We had a busy, hard weekend, where my husband and I talked about how we needed to be more deliberate if we were going to help shepherd this 17, 14, 12, 10, 9, 8 and 5-year-olds and maintain connections with the 18, 20 and 23-year-olds. We needed to plot out a date night every two weeks, and to plot out new games and amusements that focused on the pre-teens and teens, to help make memories for our children that weren't merely going through the day, filling out the schedule and fulfilling one's duties. Things like going to Mass as a family, eating Sunday brunch, chess games, going to the park, reading books: these little things made up what it means to be a family. However, these were the easy parts of parenting.

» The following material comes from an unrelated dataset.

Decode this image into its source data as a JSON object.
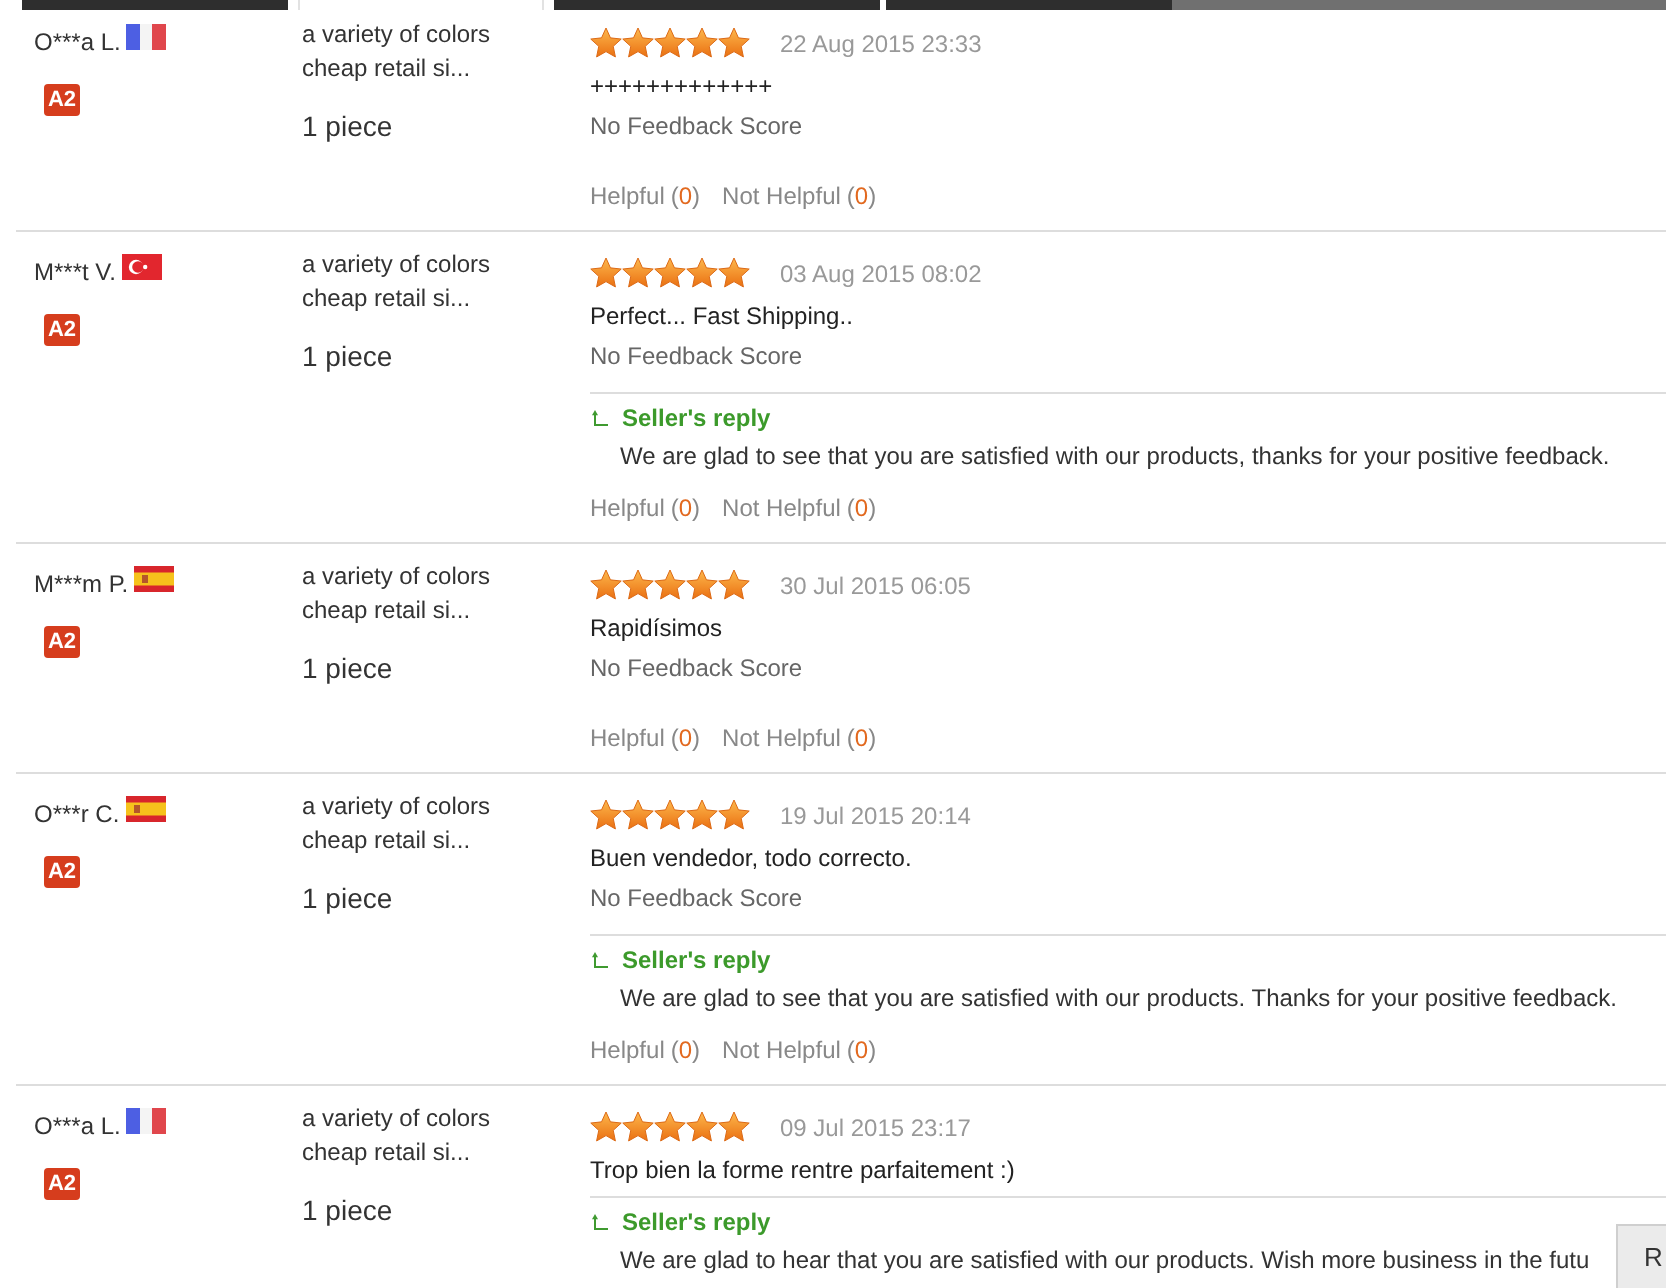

The hard parts were when the 12-year-old popped off and went for a march (barefoot) because he felt mad and I got to follow him at 1 mile an hour in the van, window down, offering him shoes and water if he didn't want to get in the car, until he got in the car. When we got home, the ten-year-old declared I'd promised I'd play with her. I wanted time off. I wanted to lie down. I didn't want to play. I'd reached the hard part of following on my stupid wise words of last week: "Go the extra mile." We went outside and I spend the afternoon tinkering with all the bikes, fixing four of the five so they could bike. Later, we read together and I took two of the girls grocery shopping. They enjoyed it all and I eventually forgot I'd wanted down time for me. Faking it until I felt it also worked. Still, I groused to God, there are times when the light doesn't want to shine, the light wants to sit and be shined upon. The hard part is willing to do what must be done with a grateful heart.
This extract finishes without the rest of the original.